A motorised scooter is travelling along a straight path with velocity $v$ m/s over time $t$ seconds as shown by the following graph - AQA - A-Level Maths Mechanics - Question 14 - 2021 - Paper 2

The coordinates at $t=12$ are $(12, 5.8)$ and at $t=20$ are $(20, 5.2)$.

Area of trapezium: $A_1 = \frac{1}{2} \times (b_1 + b_2) \times h = \frac{1}{2} \times (5.8 + 5.2) \times (20 - 12) = \frac{1}{2} \times 11 \times 8 = 44$

The coordinates at $t=20$ are $(20, 5.2)$ and at $t=30$ are $(30, 6.2)$.

Area of trapezium: $A_2 = \frac{1}{2} \times (5.2 + 6.2) \times (30 - 20) = \frac{1}{2} \times 11.4 \times 10 = 57$

The coordinates at $t=30$ are $(30, 6.2)$ and at $t=36$ are $(36, 6.0)$.

Area of trapezium: $A_3 = \frac{1}{2} \times (6.2 + 6.0) \times (36 - 30) = \frac{1}{2} \times 12.2 \times 6 = 36.6$

The coordinates at $t=36$ are $(36, 6.0)$ and at $t=41$ are $(41, 6.0)$.

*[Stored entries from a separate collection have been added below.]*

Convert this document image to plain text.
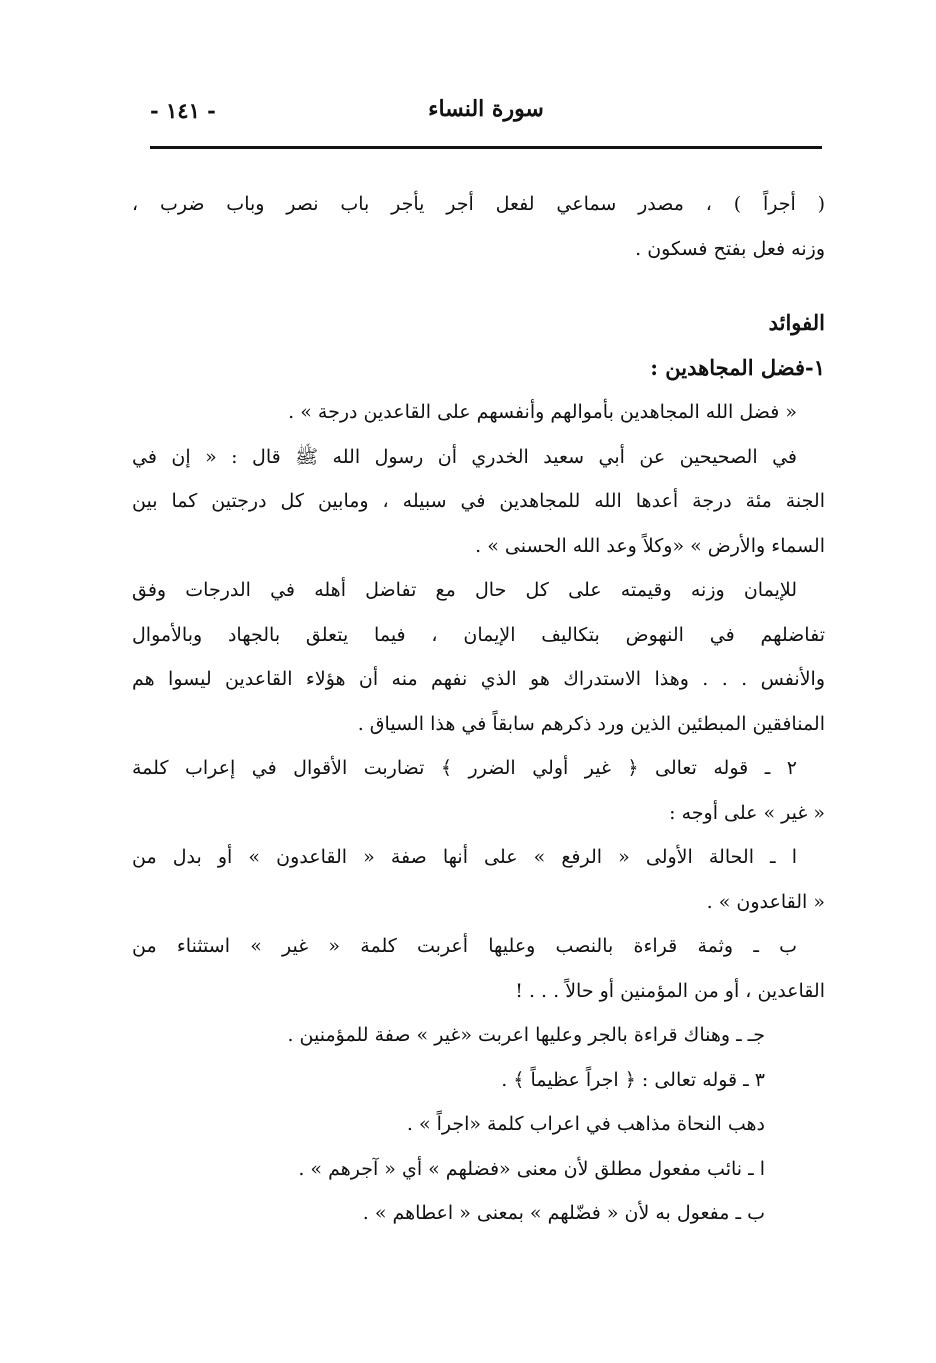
سورة النساء
- ١٤١ -
( أجراً ) ، مصدر سماعي لفعل أجر يأجر باب نصر وباب ضرب ،
وزنه فعل بفتح فسكون .
الفوائد
١-فضل المجاهدين :
« فضل الله المجاهدين بأموالهم وأنفسهم على القاعدين درجة » .
في الصحيحين عن أبي سعيد الخدري أن رسول الله ﷺ قال : « إن في
الجنة مئة درجة أعدها الله للمجاهدين في سبيله ، ومابين كل درجتين كما بين
السماء والأرض » «وكلاً وعد الله الحسنى » .
للإيمان وزنه وقيمته على كل حال مع تفاضل أهله في الدرجات وفق
تفاضلهم في النهوض بتكاليف الإيمان ، فيما يتعلق بالجهاد وبالأموال
والأنفس . . . وهذا الاستدراك هو الذي نفهم منه أن هؤلاء القاعدين ليسوا هم
المنافقين المبطئين الذين ورد ذكرهم سابقاً في هذا السياق .
٢ ـ قوله تعالى ﴿ غير أولي الضرر ﴾ تضاربت الأقوال في إعراب كلمة
« غير » على أوجه :
ا ـ الحالة الأولى « الرفع » على أنها صفة « القاعدون » أو بدل من
« القاعدون » .
ب ـ وثمة قراءة بالنصب وعليها أعربت كلمة « غير » استثناء من
القاعدين ، أو من المؤمنين أو حالاً . . . !
جـ ـ وهناك قراءة بالجر وعليها اعربت «غير » صفة للمؤمنين .
٣ ـ قوله تعالى : ﴿ اجراً عظيماً ﴾ .
دهب النحاة مذاهب في اعراب كلمة «اجراً » .
ا ـ نائب مفعول مطلق لأن معنى «فضلهم » أي « آجرهم » .
ب ـ مفعول به لأن « فضّلهم » بمعنى « اعطاهم » .
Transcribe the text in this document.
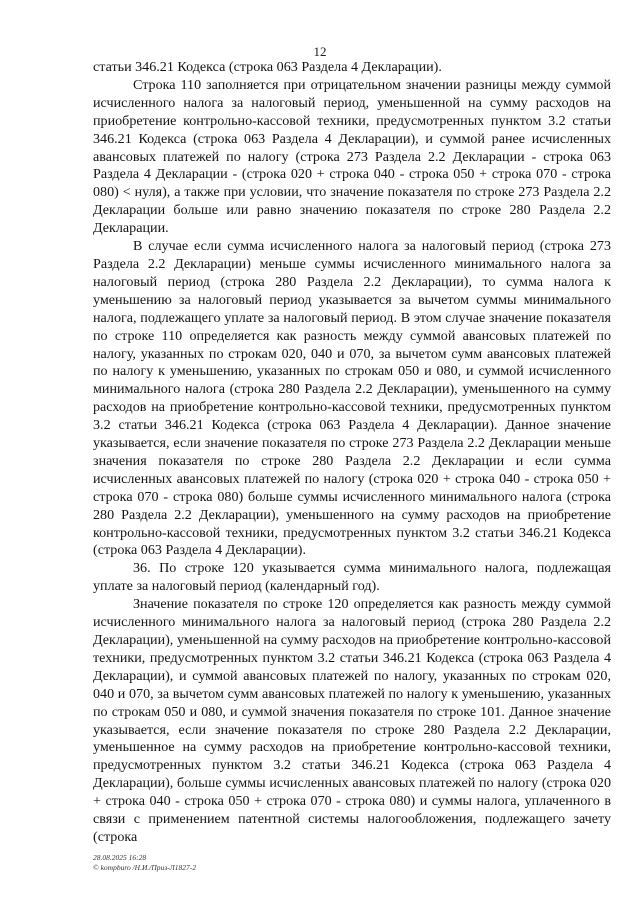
12

статьи 346.21 Кодекса (строка 063 Раздела 4 Декларации).

Строка 110 заполняется при отрицательном значении разницы между суммой исчисленного налога за налоговый период, уменьшенной на сумму расходов на приобретение контрольно-кассовой техники, предусмотренных пунктом 3.2 статьи 346.21 Кодекса (строка 063 Раздела 4 Декларации), и суммой ранее исчисленных авансовых платежей по налогу (строка 273 Раздела 2.2 Декларации - строка 063 Раздела 4 Декларации - (строка 020 + строка 040 - строка 050 + строка 070 - строка 080) < нуля), а также при условии, что значение показателя по строке 273 Раздела 2.2 Декларации больше или равно значению показателя по строке 280 Раздела 2.2 Декларации.

В случае если сумма исчисленного налога за налоговый период (строка 273 Раздела 2.2 Декларации) меньше суммы исчисленного минимального налога за налоговый период (строка 280 Раздела 2.2 Декларации), то сумма налога к уменьшению за налоговый период указывается за вычетом суммы минимального налога, подлежащего уплате за налоговый период. В этом случае значение показателя по строке 110 определяется как разность между суммой авансовых платежей по налогу, указанных по строкам 020, 040 и 070, за вычетом сумм авансовых платежей по налогу к уменьшению, указанных по строкам 050 и 080, и суммой исчисленного минимального налога (строка 280 Раздела 2.2 Декларации), уменьшенного на сумму расходов на приобретение контрольно-кассовой техники, предусмотренных пунктом 3.2 статьи 346.21 Кодекса (строка 063 Раздела 4 Декларации). Данное значение указывается, если значение показателя по строке 273 Раздела 2.2 Декларации меньше значения показателя по строке 280 Раздела 2.2 Декларации и если сумма исчисленных авансовых платежей по налогу (строка 020 + строка 040 - строка 050 + строка 070 - строка 080) больше суммы исчисленного минимального налога (строка 280 Раздела 2.2 Декларации), уменьшенного на сумму расходов на приобретение контрольно-кассовой техники, предусмотренных пунктом 3.2 статьи 346.21 Кодекса (строка 063 Раздела 4 Декларации).

36. По строке 120 указывается сумма минимального налога, подлежащая уплате за налоговый период (календарный год).

Значение показателя по строке 120 определяется как разность между суммой исчисленного минимального налога за налоговый период (строка 280 Раздела 2.2 Декларации), уменьшенной на сумму расходов на приобретение контрольно-кассовой техники, предусмотренных пунктом 3.2 статьи 346.21 Кодекса (строка 063 Раздела 4 Декларации), и суммой авансовых платежей по налогу, указанных по строкам 020, 040 и 070, за вычетом сумм авансовых платежей по налогу к уменьшению, указанных по строкам 050 и 080, и суммой значения показателя по строке 101. Данное значение указывается, если значение показателя по строке 280 Раздела 2.2 Декларации, уменьшенное на сумму расходов на приобретение контрольно-кассовой техники, предусмотренных пунктом 3.2 статьи 346.21 Кодекса (строка 063 Раздела 4 Декларации), больше суммы исчисленных авансовых платежей по налогу (строка 020 + строка 040 - строка 050 + строка 070 - строка 080) и суммы налога, уплаченного в связи с применением патентной системы налогообложения, подлежащего зачету (строка

28.08.2025 16:28
© kompburo /Н.И./Приз-Л1827-2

Area of trapezium: $A_4 = \frac{1}{2} \times (6.0 + 6.0) \times (41 - 36) = \frac{1}{2} \times 12 \times 5 = 30$

Now we sum the areas of all trapeziums: $\text{Total Area} = A_1 + A_2 + A_3 + A_4 = 44 + 57 + 36.6 + 30 = 167.6$

Noosha estimated that the scooter travelled approximately 130 metres. The calculated total area (distance) of 167.6 metres indicates that Noosha's estimate is incorrect.